そもそも適切な資料と情報を集めることや、事故後の様々な手続きも被害者自ら行うとなると、大変な労力を必要とします。
弁護士への依頼費用を気にして自ら示談交渉を行ったとしても、結果的に弁護士に依頼した方が報酬を差し引いても、得をすることがほとんどです。
また、加入している保険の内容によっては、弁護士費用特約といった弁護士費用を保険会社に支払ってもらえるものもあります。
この特約は、同居の家族も対象となるため、自分が加入している保険についていなくとも、家族の保険内容についていることで利用できることもありますので、必ず確認するようにしましょう。

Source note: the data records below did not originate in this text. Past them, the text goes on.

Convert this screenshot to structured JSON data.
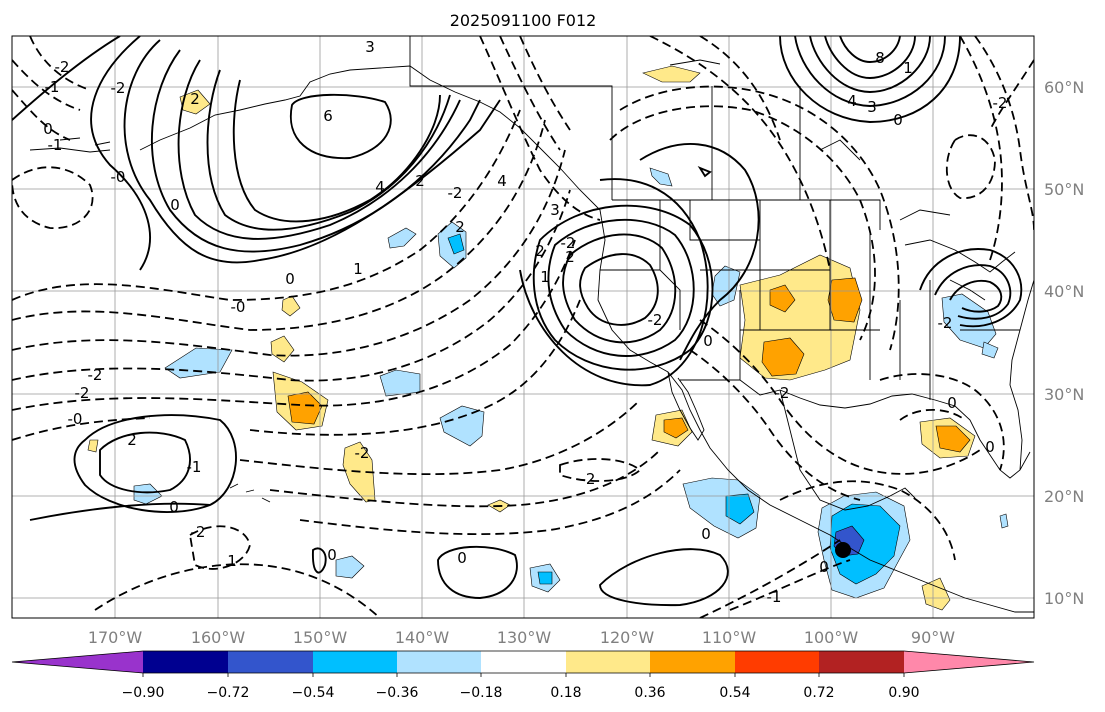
{
  "title": "2025091100 F012",
  "lon_labels": [
    "170°W",
    "160°W",
    "150°W",
    "140°W",
    "130°W",
    "120°W",
    "110°W",
    "100°W",
    "90°W"
  ],
  "lat_labels": [
    "60°N",
    "50°N",
    "40°N",
    "30°N",
    "20°N",
    "10°N"
  ],
  "colorbar": {
    "tick_labels": [
      "−0.90",
      "−0.72",
      "−0.54",
      "−0.36",
      "−0.18",
      "0.18",
      "0.36",
      "0.54",
      "0.72",
      "0.90"
    ],
    "colors": [
      "#9933cc",
      "#000090",
      "#3355cc",
      "#00bfff",
      "#b0e2ff",
      "#ffffff",
      "#ffe98a",
      "#ffa200",
      "#ff3c00",
      "#b22222",
      "#ff88aa"
    ]
  },
  "contour_labels": [
    "-2",
    "-2",
    "0",
    "3",
    "6",
    "4",
    "2",
    "8",
    "4",
    "3",
    "0",
    "1",
    "-2",
    "-1",
    "2",
    "-0",
    "0",
    "-2",
    "3",
    "-0",
    "-2",
    "1",
    "2",
    "-2",
    "0",
    "2",
    "1",
    "-2",
    "-2",
    "-2",
    "0",
    "0",
    "-0",
    "-1",
    "0",
    "1",
    "2",
    "-2",
    "-2",
    "-2",
    "-2",
    "0",
    "0",
    "4",
    "2",
    "0",
    "0",
    "-1",
    "-1",
    "0"
  ],
  "marker": "storm-center-dot"
}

上記以外にも、弁護士に依頼することで、解決までの時間を大幅に短縮できるというメリットもあります。
つまり、弁護士に依頼するデメリットは、依頼するメリットと比べれば非常に些細なものといえます。
交通事故による慰謝料は、通常示談成立後に支払われますが、示談交渉の前に請求する方法もいくつかあります。
しかし、ケースによっては利用できないものや、注意しなければならない点もあり、曖昧なまま行うと「しなければよかった」と後悔することもあるかもしれません。
弁護士に早い段階から相談していれば、事故により当面の生活に困窮していたとしてもその状況に応じて最適な方法を模索し、提案してくれます。
示談交渉は複雑であるだけではなく、精神的にも大きな負担となります。
自身の治療に専念しつつ、適切な慰謝料を受け取ることができるよう、弁護士に依頼することをおすすめします。